Story: Hey you hep cats, dig this crazy story about some teenagers who split the scene to have some fun on an island that turns out to be a place where teens get gassed into submission. Guess who’s next for the zombie treatment? Crazy man, crazy!
Scares: Not a one. This is purely one to watch so you can dig all the crazy lingo, costuming & squeaky-clean teens who were probably cutting edge back in the day. (Girls in dungarees! Slicked hair! Hot rods!)
Splat Factor: zip. It’s the 50s y’all. When they’re talking zombies, they’re talking hypnosis by poison gas. Not braaaaaaains.

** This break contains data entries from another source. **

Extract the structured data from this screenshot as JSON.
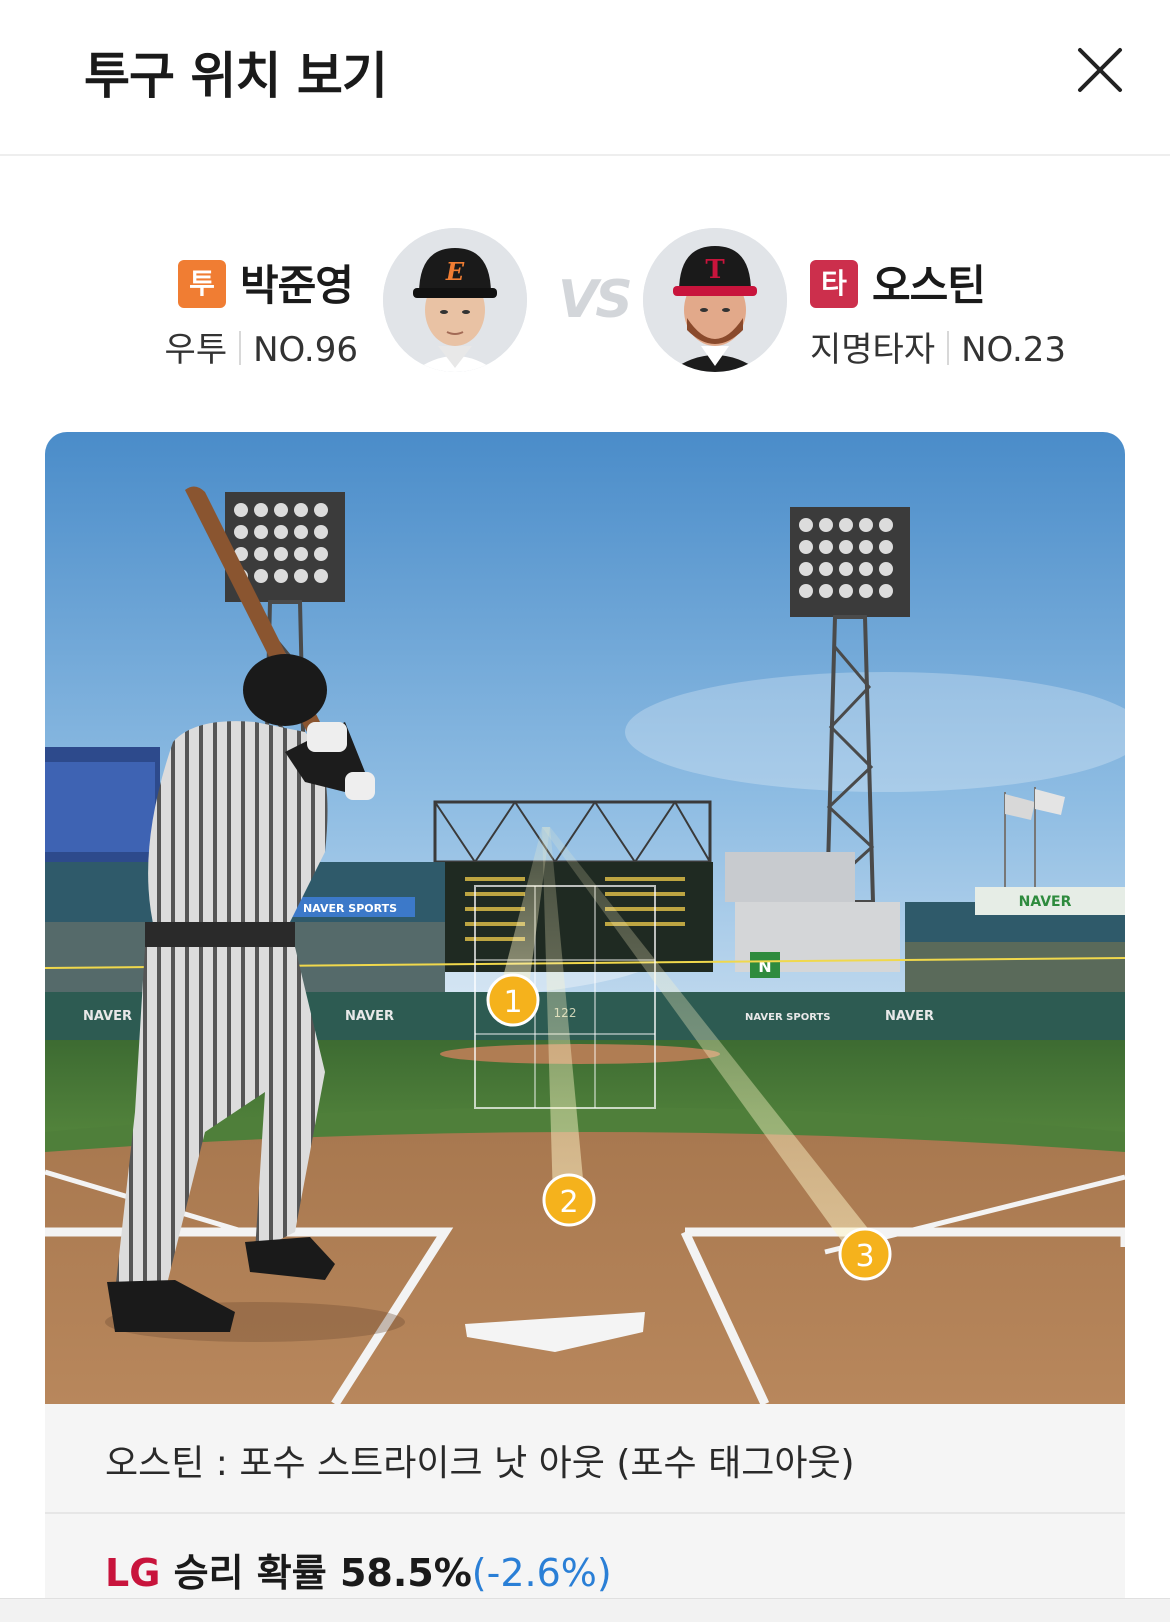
{
  "header": {
    "title": "투구 위치 보기"
  },
  "pitcher": {
    "badge": "투",
    "badge_color": "#f07d33",
    "name": "박준영",
    "throw": "우투",
    "number": "NO.96"
  },
  "batter": {
    "badge": "타",
    "badge_color": "#cc2f4c",
    "name": "오스틴",
    "position": "지명타자",
    "number": "NO.23"
  },
  "vs_label": "VS",
  "scene": {
    "ad_text": "NAVER",
    "ad_text_2": "NAVER SPORTS",
    "speed_label": "122",
    "pitches": [
      {
        "number": "1"
      },
      {
        "number": "2"
      },
      {
        "number": "3"
      }
    ]
  },
  "result": {
    "text": "오스틴 : 포수 스트라이크 낫 아웃 (포수 태그아웃)"
  },
  "win_probability": {
    "team": "LG",
    "label": " 승리 확률 ",
    "value": "58.5%",
    "change": "(-2.6%)"
  }
}
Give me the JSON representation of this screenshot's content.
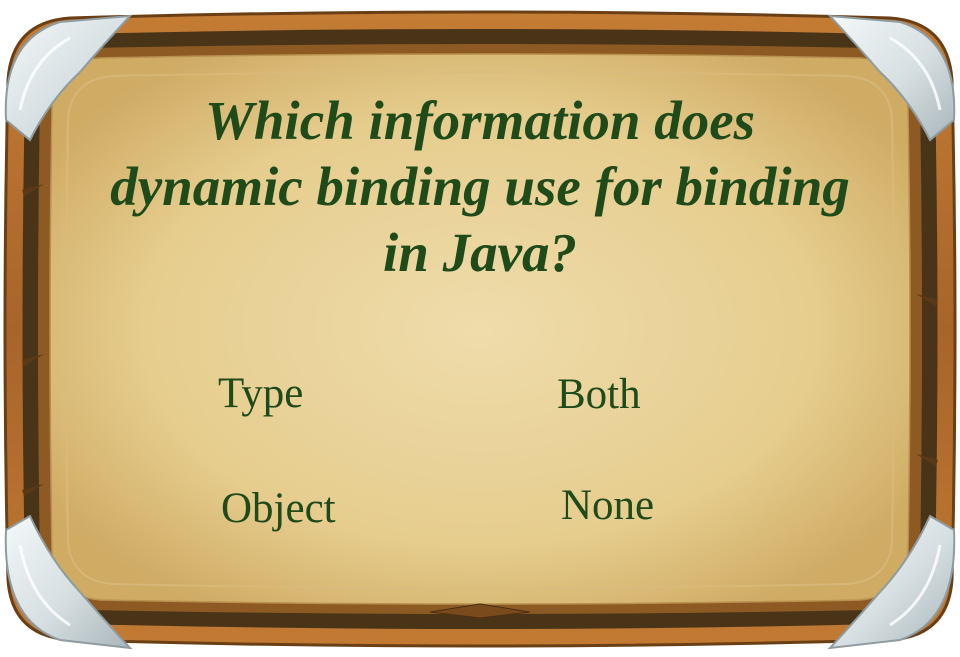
{
  "question": "Which information does dynamic binding use for binding in Java?",
  "options": [
    {
      "label": "Type"
    },
    {
      "label": "Both"
    },
    {
      "label": "Object"
    },
    {
      "label": "None"
    }
  ],
  "colors": {
    "text": "#1f4a1a",
    "parchment_center": "#ecd7a4",
    "parchment_edge": "#d3b06a",
    "frame_outer": "#b8712c",
    "frame_dark": "#4a3418",
    "corner_metal": "#dfe6e8"
  },
  "icons": [
    "corner-clip-icon",
    "bottom-ornament-icon"
  ]
}
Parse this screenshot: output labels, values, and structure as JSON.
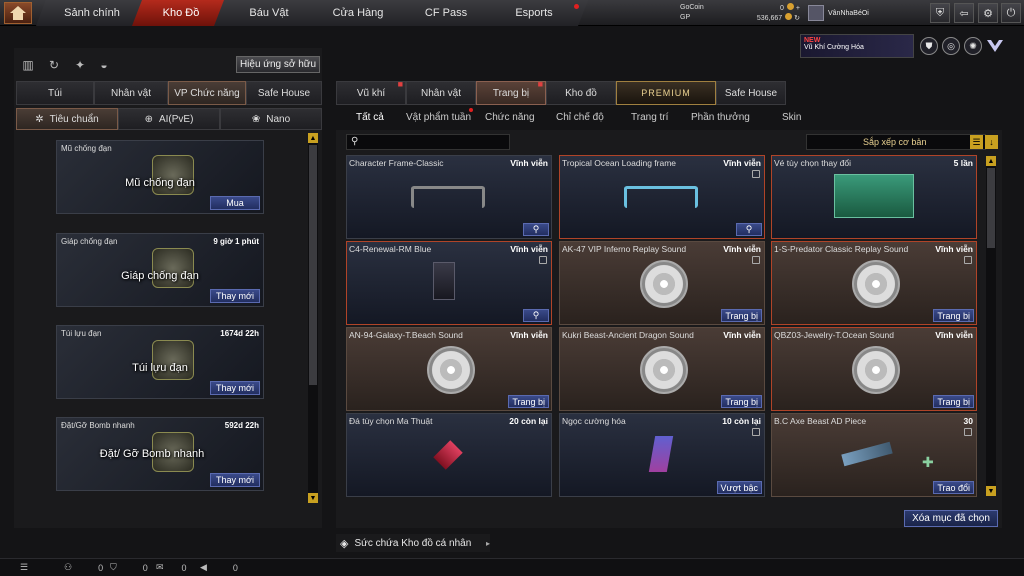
{
  "nav": {
    "tabs": [
      {
        "label": "Sảnh chính"
      },
      {
        "label": "Kho Đồ"
      },
      {
        "label": "Báu Vật"
      },
      {
        "label": "Cửa Hàng"
      },
      {
        "label": "CF Pass"
      },
      {
        "label": "Esports"
      }
    ],
    "active_tab": "Kho Đồ"
  },
  "currency": {
    "gocoin_label": "GoCoin",
    "gocoin_value": "0",
    "gp_label": "GP",
    "gp_value": "536,667"
  },
  "user": {
    "name": "VânNhaBéOi"
  },
  "banner": {
    "new_label": "NEW",
    "text": "Vũ Khí Cường Hóa"
  },
  "left": {
    "effect_button": "Hiệu ứng sở hữu",
    "tabs": [
      "Túi",
      "Nhân vật",
      "VP Chức năng",
      "Safe House"
    ],
    "subtabs": [
      "Tiêu chuẩn",
      "AI(PvE)",
      "Nano"
    ],
    "items": [
      {
        "name": "Mũ chống đạn",
        "time": "",
        "big": "Mũ chống đạn",
        "action": "Mua"
      },
      {
        "name": "Giáp chống đạn",
        "time": "9 giờ 1 phút",
        "big": "Giáp chống đạn",
        "action": "Thay mới"
      },
      {
        "name": "Túi lựu đạn",
        "time": "1674d 22h",
        "big": "Túi lựu đạn",
        "action": "Thay mới"
      },
      {
        "name": "Đặt/Gỡ Bomb nhanh",
        "time": "592d 22h",
        "big": "Đặt/ Gỡ Bomb nhanh",
        "action": "Thay mới"
      }
    ]
  },
  "right": {
    "tabs": [
      "Vũ khí",
      "Nhân vật",
      "Trang bị",
      "Kho đồ",
      "PREMIUM",
      "Safe House"
    ],
    "filters": [
      "Tất cả",
      "Vật phẩm tuần",
      "Chức năng",
      "Chỉ chế độ",
      "Trang trí",
      "Phần thưởng",
      "Skin"
    ],
    "sort_label": "Sắp xếp cơ bản",
    "items": [
      {
        "name": "Character Frame-Classic",
        "time": "Vĩnh viễn",
        "action": ""
      },
      {
        "name": "Tropical Ocean Loading frame",
        "time": "Vĩnh viễn",
        "action": ""
      },
      {
        "name": "Vé tùy chọn thay đổi",
        "time": "5 lần",
        "action": ""
      },
      {
        "name": "C4-Renewal-RM Blue",
        "time": "Vĩnh viễn",
        "action": ""
      },
      {
        "name": "AK-47 VIP Inferno Replay Sound",
        "time": "Vĩnh viễn",
        "action": "Trang bị"
      },
      {
        "name": "1-S-Predator Classic Replay Sound",
        "time": "Vĩnh viễn",
        "action": "Trang bị"
      },
      {
        "name": "AN-94-Galaxy-T.Beach Sound",
        "time": "Vĩnh viễn",
        "action": "Trang bị"
      },
      {
        "name": "Kukri Beast-Ancient Dragon Sound",
        "time": "Vĩnh viễn",
        "action": "Trang bị"
      },
      {
        "name": "QBZ03-Jewelry-T.Ocean Sound",
        "time": "Vĩnh viễn",
        "action": "Trang bị"
      },
      {
        "name": "Đá tùy chọn Ma Thuật",
        "time": "20 còn lại",
        "action": ""
      },
      {
        "name": "Ngọc cường hóa",
        "time": "10 còn lại",
        "action": "Vượt bậc"
      },
      {
        "name": "B.C Axe Beast AD Piece",
        "time": "30",
        "action": "Trao đổi"
      }
    ],
    "delete_button": "Xóa mục đã chọn"
  },
  "footer": {
    "repair_label": "Sức chứa Kho đồ cá nhân",
    "stats": [
      "0",
      "0",
      "0",
      "0"
    ]
  }
}
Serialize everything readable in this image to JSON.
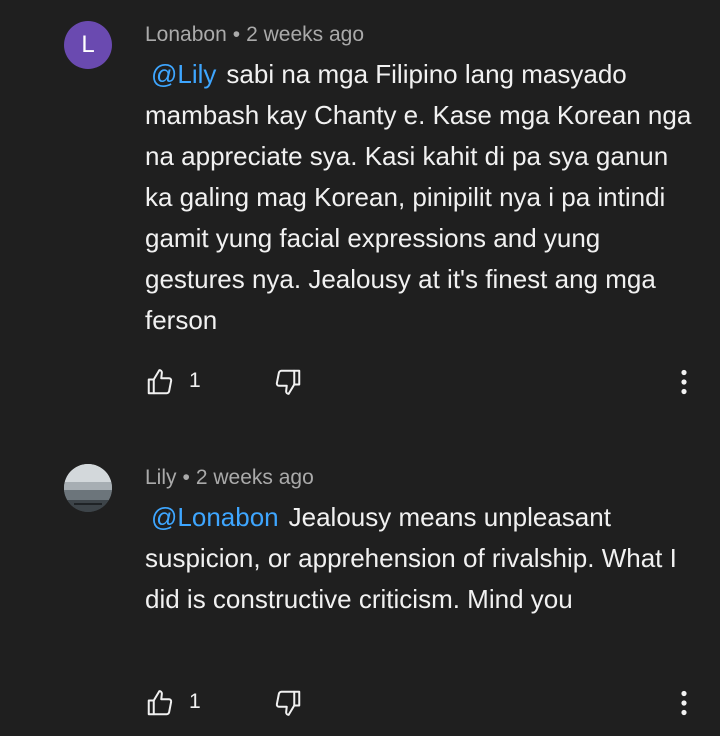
{
  "comments": [
    {
      "author": "Lonabon",
      "avatar_letter": "L",
      "avatar_color": "#6a4ab0",
      "separator": "•",
      "time": "2 weeks ago",
      "mention": "@Lily",
      "text": "sabi na mga Filipino lang masyado mambash kay Chanty e. Kase mga Korean nga na appreciate sya. Kasi kahit di pa sya ganun ka galing mag Korean, pinipilit nya i pa intindi gamit yung facial expressions and yung gestures nya. Jealousy at it's finest ang mga ferson",
      "likes": "1",
      "icons": {
        "like": "thumb-up-icon",
        "dislike": "thumb-down-icon",
        "more": "more-vertical-icon"
      }
    },
    {
      "author": "Lily",
      "separator": "•",
      "time": "2 weeks ago",
      "mention": "@Lonabon",
      "text": "Jealousy means unpleasant suspicion, or apprehension of rivalship. What I did is constructive criticism. Mind you",
      "likes": "1",
      "icons": {
        "like": "thumb-up-icon",
        "dislike": "thumb-down-icon",
        "more": "more-vertical-icon"
      }
    }
  ],
  "colors": {
    "background": "#1f1f1f",
    "text": "#f1f1f1",
    "meta": "#aaaaaa",
    "mention": "#3ea6ff"
  }
}
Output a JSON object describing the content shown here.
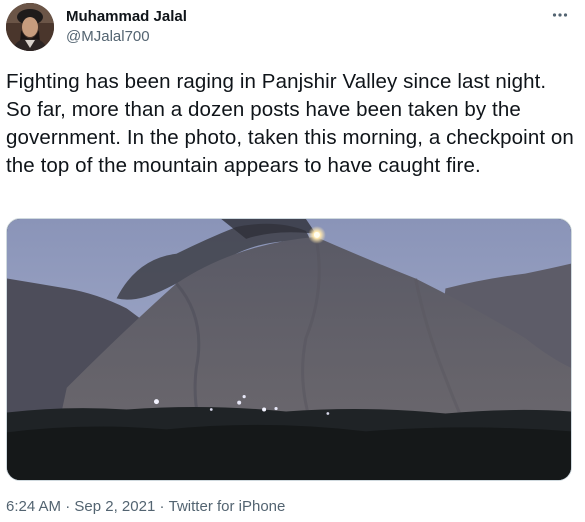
{
  "author": {
    "name": "Muhammad Jalal",
    "handle": "@MJalal700"
  },
  "tweet": {
    "text": "Fighting has been raging in Panjshir Valley since last night. So far, more than a dozen posts have been taken by the government. In the photo, taken this morning, a checkpoint on the top of the mountain appears to have caught fire."
  },
  "meta": {
    "time": "6:24 AM",
    "date": "Sep 2, 2021",
    "separator": "·",
    "source": "Twitter for iPhone"
  },
  "icons": {
    "more": "more-horizontal-icon"
  },
  "colors": {
    "text": "#0f1419",
    "secondary": "#536471",
    "border": "#cfd9de"
  }
}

Closing Scene “Shocker”?: As this film is waaaay before the 90s love of last-minute twists that are supposed to be fresh and new, you’d expect not.
Remake, Sequel or OG (Original Ghoul)?: Though Jerry Warren made other laugh-tastically “horrific” horror films, this is a stand-alone.
Trick or Treat?: If any cheesy grade Z horror movie deserves to be restored, this is it. Then again, if the picture is clearer everyone may notice exactly how low budget this sucker is. But it’s a Jerry “The-Zero-Budget-King” Warren film, and should be preserved just so we can all see just how crappy 50s horror could be.
Teenage Zombies is absolutely implausible – the kids can’t swim, so escape isn’t an option; hey, a gorilla! – but I can see myself ponying up bucks to catch this chestnut at the drive-in during a throwback night. (Or maybe during a Mondo Baltimore film fest.) At the very least, it could serve as a great iPhone remake you could put up on YouTube on a dare. Dare ya.
This gets an extra pumpkin bump-up for it’s sheer audacity, and for the cheese factor.